A Constituição de Ruanda, adotada em 2003, estabelece que homens e mulheres deverão ocupar pelo menos 30% de todos os órgãos de tomada de decisões. Kalibata afirmou que agora as mulheres podem competir com os homens em condições de igualdade. “Criamos um entorno político para dar-lhes uma oportunidade justa. Ruanda está liderando isso desde que tomamos a decisão de que precisávamos garantir um lugar para as mulheres no emprego e no espaço público. Também queremos tentar influenciar o setor privado para que aprecie isso”, ressaltou à IPS.
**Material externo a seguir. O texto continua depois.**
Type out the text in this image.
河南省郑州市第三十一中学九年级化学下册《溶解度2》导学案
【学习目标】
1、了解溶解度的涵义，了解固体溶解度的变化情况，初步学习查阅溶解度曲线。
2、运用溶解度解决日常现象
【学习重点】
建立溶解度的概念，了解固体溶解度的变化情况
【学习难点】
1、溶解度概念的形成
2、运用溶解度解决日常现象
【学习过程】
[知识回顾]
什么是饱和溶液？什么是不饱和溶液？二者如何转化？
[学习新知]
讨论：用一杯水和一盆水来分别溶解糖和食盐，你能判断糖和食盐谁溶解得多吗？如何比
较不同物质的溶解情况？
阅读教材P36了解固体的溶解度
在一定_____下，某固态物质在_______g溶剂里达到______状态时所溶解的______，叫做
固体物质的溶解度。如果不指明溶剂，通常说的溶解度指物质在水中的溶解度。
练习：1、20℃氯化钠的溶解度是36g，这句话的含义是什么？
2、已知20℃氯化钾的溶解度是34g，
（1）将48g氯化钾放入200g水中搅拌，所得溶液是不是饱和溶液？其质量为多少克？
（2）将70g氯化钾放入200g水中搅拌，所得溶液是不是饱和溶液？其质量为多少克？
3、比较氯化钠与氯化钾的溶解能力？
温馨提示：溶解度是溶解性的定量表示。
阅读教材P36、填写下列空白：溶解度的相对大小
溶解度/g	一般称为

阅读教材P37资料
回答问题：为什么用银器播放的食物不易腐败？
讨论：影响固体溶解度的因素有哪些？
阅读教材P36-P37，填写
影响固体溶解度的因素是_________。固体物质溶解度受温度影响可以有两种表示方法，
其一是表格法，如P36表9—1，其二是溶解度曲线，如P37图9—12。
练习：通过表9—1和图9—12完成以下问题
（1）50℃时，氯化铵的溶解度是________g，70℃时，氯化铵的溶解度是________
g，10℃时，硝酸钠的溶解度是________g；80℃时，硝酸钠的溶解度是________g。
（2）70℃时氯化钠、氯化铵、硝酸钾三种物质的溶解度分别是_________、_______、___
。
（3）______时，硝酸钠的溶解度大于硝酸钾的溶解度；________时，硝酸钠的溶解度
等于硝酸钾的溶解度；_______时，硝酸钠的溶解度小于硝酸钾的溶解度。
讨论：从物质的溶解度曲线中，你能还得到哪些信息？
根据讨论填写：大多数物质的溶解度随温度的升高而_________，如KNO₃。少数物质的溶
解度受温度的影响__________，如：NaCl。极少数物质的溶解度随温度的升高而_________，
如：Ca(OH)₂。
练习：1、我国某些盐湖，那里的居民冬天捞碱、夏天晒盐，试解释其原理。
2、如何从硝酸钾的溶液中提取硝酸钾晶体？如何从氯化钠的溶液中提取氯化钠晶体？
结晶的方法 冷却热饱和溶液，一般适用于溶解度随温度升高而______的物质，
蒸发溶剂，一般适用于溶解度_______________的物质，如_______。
As mulheres estão no centro da reconciliação nacional, opinou Kalibata. “Empoderar as mulheres é parte da criação da nação. As mulheres são maioria, e somos o principal componente do setor agrícola. Sabemos com educar nossos filhos, como manejar nossas comunidades e como criar a sociedade”, destacou a ministra, acrescentando que atualmente as mulheres têm a capacidade de influir no que ocorre em Ruanda.
“Ao influir sobre como pensam nossos maridos, influímos sobre como pensam nossos filhos. E agora, na política, também influímos sobre como pensa a população em geral. Nos tornamos parte do processo de reconciliação, nos reconciliamos e ajudamos os outros a se reconciliarem. Estamos fazendo as coisas avançarem”, acrescentou Kalibata. A ministra, no cargo há seis anos, admitiu que a reconstrução ainda é um desafio, especialmente na área referente à sua pasta.
Estima-se que 70% dos 12 milhões de habitantes de Ruanda vivem em áreas rurais, e que, destes, a maioria (65%) é de mulheres. “A nação sofreu o pior pesadelo que um país pode ter, e agora está se dando a oportunidade de se reconstruir por meio da agricultura. Ainda há muitas pessoas cujas vidas podem melhorar porque usam a agricultura para reduzir sua pobreza”, afirmou Kalibata.
Perguntada se é possível Ruanda ter uma mulher como presidente, a ministra disse acreditar que isso ocorrerá, ainda mais depois que outras mulheres do continente já o conseguiram. Na África há três mulheres presidentes: Ellen Johnson Sirleaf, na Libéria, Joyce Banda, no Malawi, e a nova presidente interina da República Centro-Africana, Catherine Samba-Panza.
“Sim, será genial ter uma mulher como presidente se for suficientemente competente para o cargo. Isso está começando a ocorrer no continente. Se uma mulher for eleita presidente, será porque é extremamente competente para manejar esse país, e eu estarei muito feliz”, concluiu Kalibata.
Enquanto, isso Nyirahirwa continuará trabalhando para melhorar as vidas das pessoas que residem na Província Oriental. E espera se manter como deputada nacional por mais uns dez anos, pelo menos. “Há uma mudança significativa: agora cada ruandês tem direito à educação. Antes era difícil obter o direito de ir à escola. Agora temos a oportunidade de ir à universidade e também de completar um mestrado. Quero garantir que cada ruandês possa conseguir qualquer trabalho em qualquer parte”, enfatizou.